A partir daí, a gente foi entendendo, a vida foi se encaixando, foi ficando mais leve, foi ficando melhor . E a gente foi acomodando essa novidade que foi a chegada da Alice. Então, eu diria que a Alice não foi a filha que de fato eu idealizei, porque o meu repertório era muito empobrecido. A gente não pensa na possibilidade de ter filhos dessa e daquela maneira. A gente vem com aquilo pré-determinado e esse filho ideal, na verdade, ele não existe.
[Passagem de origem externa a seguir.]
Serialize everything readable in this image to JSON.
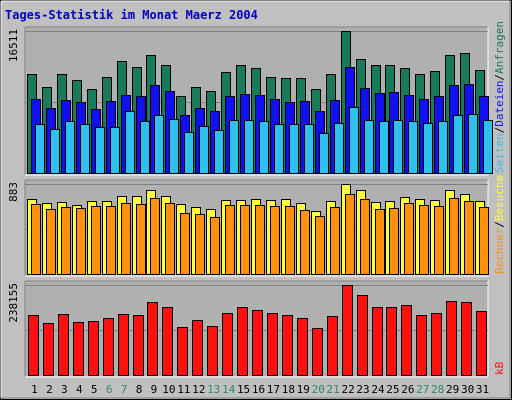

Existem os filhos que vêm para a gente. Então, eu posso dizer que hoje ela não é o que eu imaginei porque ela é muito melhor. E que bom que ela é muito melhor, que ela me surpreendeu de tantas maneiras e pode ampliar a minha visão de mundo. Ela me ajudou a tomar consciência de aspectos tão importantes e de privilégios que a gente tem. Eu aprendi que a gente tem que assumir a responsabilidade diante do mundo, diante da vida. Eu acho que, nesse ponto a gente tem trajetórias coincidentes, não é Selma? Nesse processo de ir assimilando, compreendendo.

Selma Sueli Silva: Sim, temos. Eu descobri que o Victor é o meu ‘filho perfeito’, do jeito que ele é. Porque a perfeição está em a gente ter esse filho e no aprendizado que ele (e todos os filho) nos traz. Você, Mariana, é uma mãe plenamente feliz?

Mariana Rosa: Eu sou. Claro que a gente não é o tempo todo feliz, isso não existe. Mas, a felicidade, como diz o poeta, ela se dá em horinhas de descuido. Mas, não em razão da Alice, mas em razão de que a maternidade é um exercício difícil, árduo.

Selma Sueli Silva : Isso! Para todo mundo.

Mariana Rosa: Mas eu sou feliz, muito feliz.

Selma Sueli Silva: Pois é minha gente. Então, é isso que você vai acompanhar, de quinze em quinze dias aqui, toda a terça-feira, comigo e com a Mariana. Essa última pergunta é preparação para o próximo papo, que será sobre o capacitismo: o que é isso? Siga com a gente.

Trombo:* Trombos são coágulos de sangue em vasos que provocam obstruções. A trombofilia é uma doença que causa uma alteração na capacidade de coagulação sanguínea, gerando uma predisposição para o desenvolvimento de trombos, processo denominado trombose, o que aumenta o risco de obstrução dos vasos sanguíneos. A causa da trombofilia está relacionada a uma deficiência na ação das proteínas, que têm a função de atuar na coagulação do sangue.